Information was collected from healthcare trusts, education providers, and directly from patients and carers, with the aim of addressing systemic issues, while fostering a culture of patient-centred care. This co-designed framework, ensured that the content of the workshops was based on real patient complaints, with the developed simulations verified by specialist departments for authenticity. The collaborative effort ensured relevance and applicability across diverse NHS settings. Expert facilitators, supported by trained actors, delivered eight sessions to multidisciplinary audiences. Both live online and face-to-face sessions, ensured accessibility across a large geographical area.

Results:

Evaluation feedback revealed the transformative impact of these workshops on participants’ communication skills and awareness of patient safety issues. Disjointed care and its consequences were a key takeaway, including the impact of how one single encounter can influence the care pathway. The co-designed approach facilitated meaningful engagement and resonated with attendees, regardless of organisational context, and stimulated empathy, deepening participants understanding of the patient or complainants’ perspective [3]. Pledges were made by all participants, ranging in breadth, from an individual change to changes within the healthcare environment.

Discussion:

The development and delivery of these workshops highlight the potential of co-designed simulation workshops as a replicable solution for enhancing communication and patient safety across NHS organisations [4]. By integrating real patient experiences with expert facilitation and actors, the workshops offer a transformative SBI learning experience that is influential across organisations. The nature of these workshops not only ensures relevance but also fosters a sense of ownership and accountability among participants. By actively involving healthcare professionals and patient’s experiences, in the design process, staff are empowered to address communication challenges proactively, ultimately improving patient outcomes and organisational culture. The widespread adoption of this approach has the potential to influence and drive systemic change within the NHS, promoting a culture of continuous improvement and patient-centred care.

Ethics statement:

Authors confirm that all relevant ethical standards for research conduct and dissemination have been met. The submitting author confirms that relevant ethical approval was granted, if applicable.

References

1. NHS England. Data on written complaints in the NHS, 2022-23 [Internet]. NHS Digital. 2023. Available from: https://digital.nhs.uk/data-and-information/publications/statistical/data-on-written-complaints-in-the-nhs/2022-23.

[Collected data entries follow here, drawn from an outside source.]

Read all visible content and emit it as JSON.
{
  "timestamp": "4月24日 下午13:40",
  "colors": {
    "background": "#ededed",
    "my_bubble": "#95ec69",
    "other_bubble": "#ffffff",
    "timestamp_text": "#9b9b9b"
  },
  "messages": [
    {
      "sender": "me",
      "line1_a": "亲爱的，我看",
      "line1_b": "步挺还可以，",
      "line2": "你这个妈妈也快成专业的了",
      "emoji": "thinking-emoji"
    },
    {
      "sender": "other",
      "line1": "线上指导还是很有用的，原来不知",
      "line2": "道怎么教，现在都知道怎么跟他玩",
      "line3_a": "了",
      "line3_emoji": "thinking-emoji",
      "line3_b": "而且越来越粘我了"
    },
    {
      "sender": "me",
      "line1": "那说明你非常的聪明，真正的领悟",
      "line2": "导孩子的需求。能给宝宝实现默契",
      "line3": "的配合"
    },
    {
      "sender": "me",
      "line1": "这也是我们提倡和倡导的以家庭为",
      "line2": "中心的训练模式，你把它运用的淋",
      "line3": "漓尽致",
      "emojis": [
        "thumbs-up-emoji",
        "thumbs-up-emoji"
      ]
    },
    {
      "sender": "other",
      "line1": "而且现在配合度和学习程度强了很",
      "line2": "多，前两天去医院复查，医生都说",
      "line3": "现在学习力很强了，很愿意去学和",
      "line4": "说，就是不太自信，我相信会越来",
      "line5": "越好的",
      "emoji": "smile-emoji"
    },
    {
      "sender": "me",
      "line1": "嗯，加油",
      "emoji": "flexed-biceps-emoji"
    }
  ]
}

2. Sharon MW, Buttery A, Spearpoint K, Kneebone R. Transformative forms of simulation in health care – the seven simulation-based ‘I’s: a concept taxonomy review of the literature. International Journal of Healthcare Simulation. 2023.

3. Visscher K. Experiencing complex stakeholder dynamics around emerging technologies: a role-play simulation. European Journal of Engineering Education. 2023;1–19.

4. Brazil VA, Purdy E, Bajaj K. Simulation as an improvement technique. In: Dixon-Woods M, Brown K, Marjanovic S, Ling T, Perry E, Martin G, editors. Elements of Improving Quality and Safety in Healthcare. Cambridge University Press. 2023.